First Purpose-Built Raspberry Pi Digital Signage Players Hit Market

January 31, 2014 by Dave Haynes

piplayer

Here’s what I think is the first purpose-designed and built Raspberry Pi digital signage player – a unit that UK-based Silver Curve will show off at the big ISE pro-AV show in Amsterdam next week.

It has certainly been possible for a long time now to buy a $45 Raspberry Pi board, buy an enclosure, and the various other bits, and pull together a unit. But this is a unit specifically designed for the task.

Using Silver Curve’s Aperture graphics engine, this little ARM-based gadget can do 1080HD at 60 frames per second and handle 30 layers of animation. It has built-in wifi, RS232, a system clock and 8 GB of storage. There is a stand-alone version and one that will slot into commercial displays that have the Open Pluggable Specification slot.

What’s interesting and I haven’t seen before is the unit has an on-board battery that charges during normal use and then keeps the player operational during power outages for over 30 minutes, before doing a graceful shutdown.
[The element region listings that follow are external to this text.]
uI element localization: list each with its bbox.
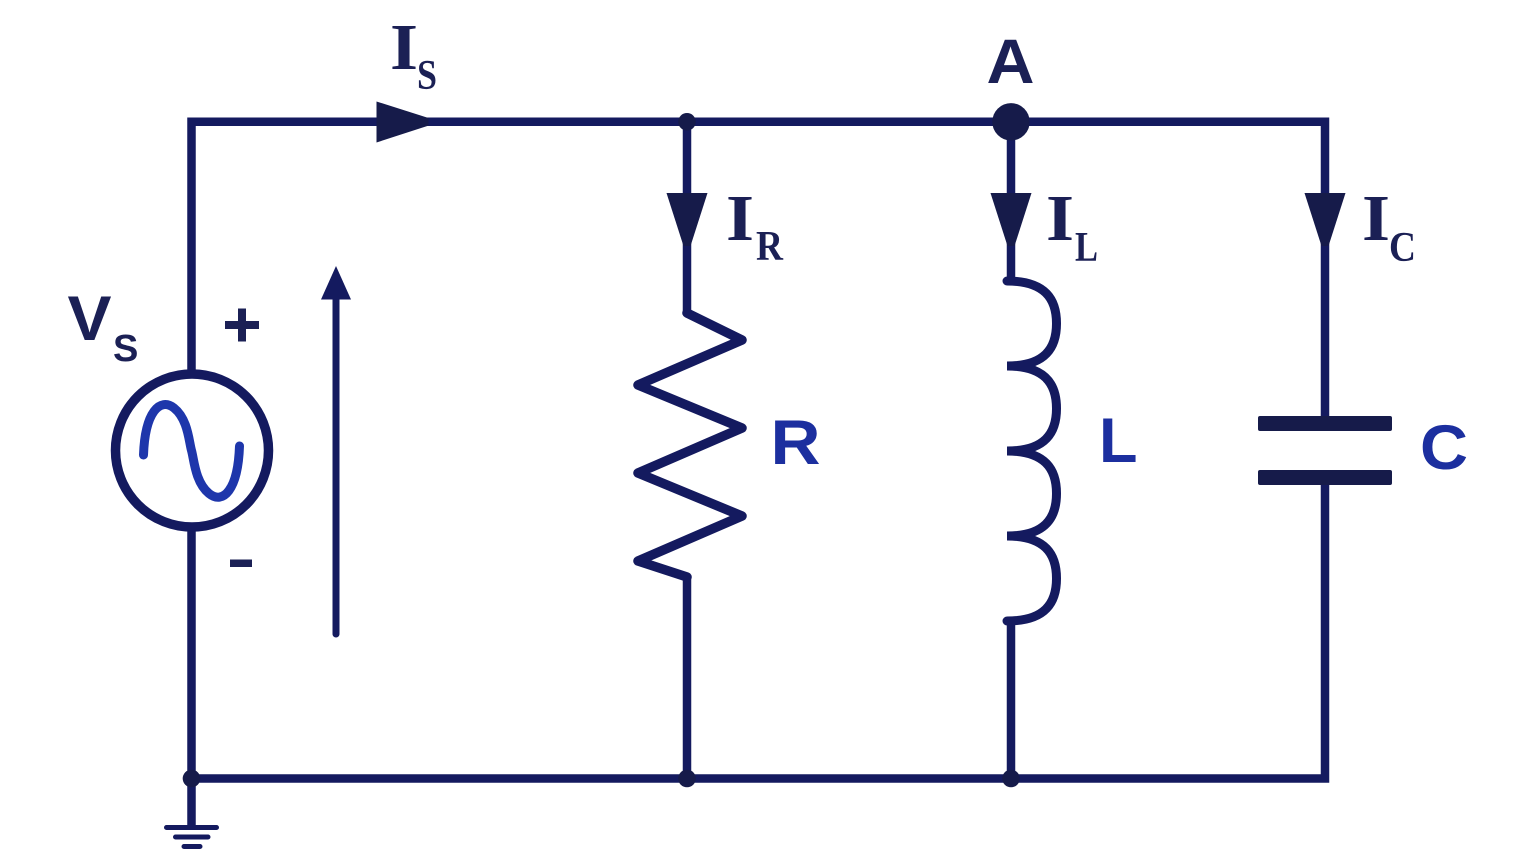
wire: source bottom to ground node [187, 531, 196, 779]
svg-text:I: I [1362, 182, 1390, 255]
capacitor C top plate [1258, 416, 1392, 431]
svg-text:S: S [113, 328, 138, 370]
arrow IR down [667, 193, 708, 246]
inductor L coil [1007, 281, 1057, 621]
svg-text:A: A [987, 27, 1035, 97]
svg-text:V: V [68, 284, 112, 354]
ground symbol [187, 779, 196, 827]
wire: resistor branch bottom [683, 575, 692, 779]
arrow Is on top wire [377, 102, 429, 143]
wire: inductor branch top [1007, 122, 1016, 283]
svg-text:I: I [1046, 182, 1074, 255]
junction dot resistor top [678, 113, 696, 131]
svg-text:I: I [390, 11, 418, 84]
svg-text:C: C [1420, 413, 1468, 483]
svg-text:L: L [1099, 406, 1137, 476]
resistor R zigzag [638, 313, 742, 577]
wire: resistor branch top [683, 122, 692, 315]
junction dot inductor bottom [1002, 770, 1020, 788]
wire: inductor branch bottom [1007, 619, 1016, 779]
node A dot [992, 103, 1029, 140]
plus sign [225, 321, 259, 329]
svg-text:C: C [1389, 225, 1416, 271]
svg-text:S: S [417, 53, 437, 99]
arrow IL down [991, 193, 1032, 246]
svg-text:R: R [771, 408, 821, 478]
svg-text:I: I [726, 182, 754, 255]
voltage source AC circle Vs [116, 374, 269, 527]
sine wave inside source [144, 405, 240, 498]
wire: bottom bus + capacitor bottom riser [192, 484, 1326, 779]
svg-text:L: L [1075, 225, 1098, 271]
junction dot ground node [183, 770, 201, 788]
junction dot resistor bottom [678, 770, 696, 788]
wire: left vertical + top bus + right drop to capacitor [192, 122, 1326, 417]
svg-text:R: R [756, 224, 784, 270]
minus sign [230, 560, 252, 568]
arrow IC down [1305, 193, 1346, 246]
up arrow (loop current) [333, 297, 340, 634]
capacitor C bottom plate [1258, 470, 1392, 485]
It’s also fanless and ventless.

Dimensions: 227mm x 66mm x 30mm or roughly 9″ by 2.5″ by 1″

Don’t have price, but $300-$400, depending on volume and including the Aperture SW license that kinda turbocharges the graphics performance.  Aperture is not a CMS, but a graphics engine that works with CMS platforms.

Silver Curve will show these at the NEC stand at ISE, and have demos running at the show with Instore Media and Signagelive software.

Nice. Very disruptive times. Patting myself on back for getting Silver Curve founder Bryan Crotaz on my disruptive tech panel at DSE.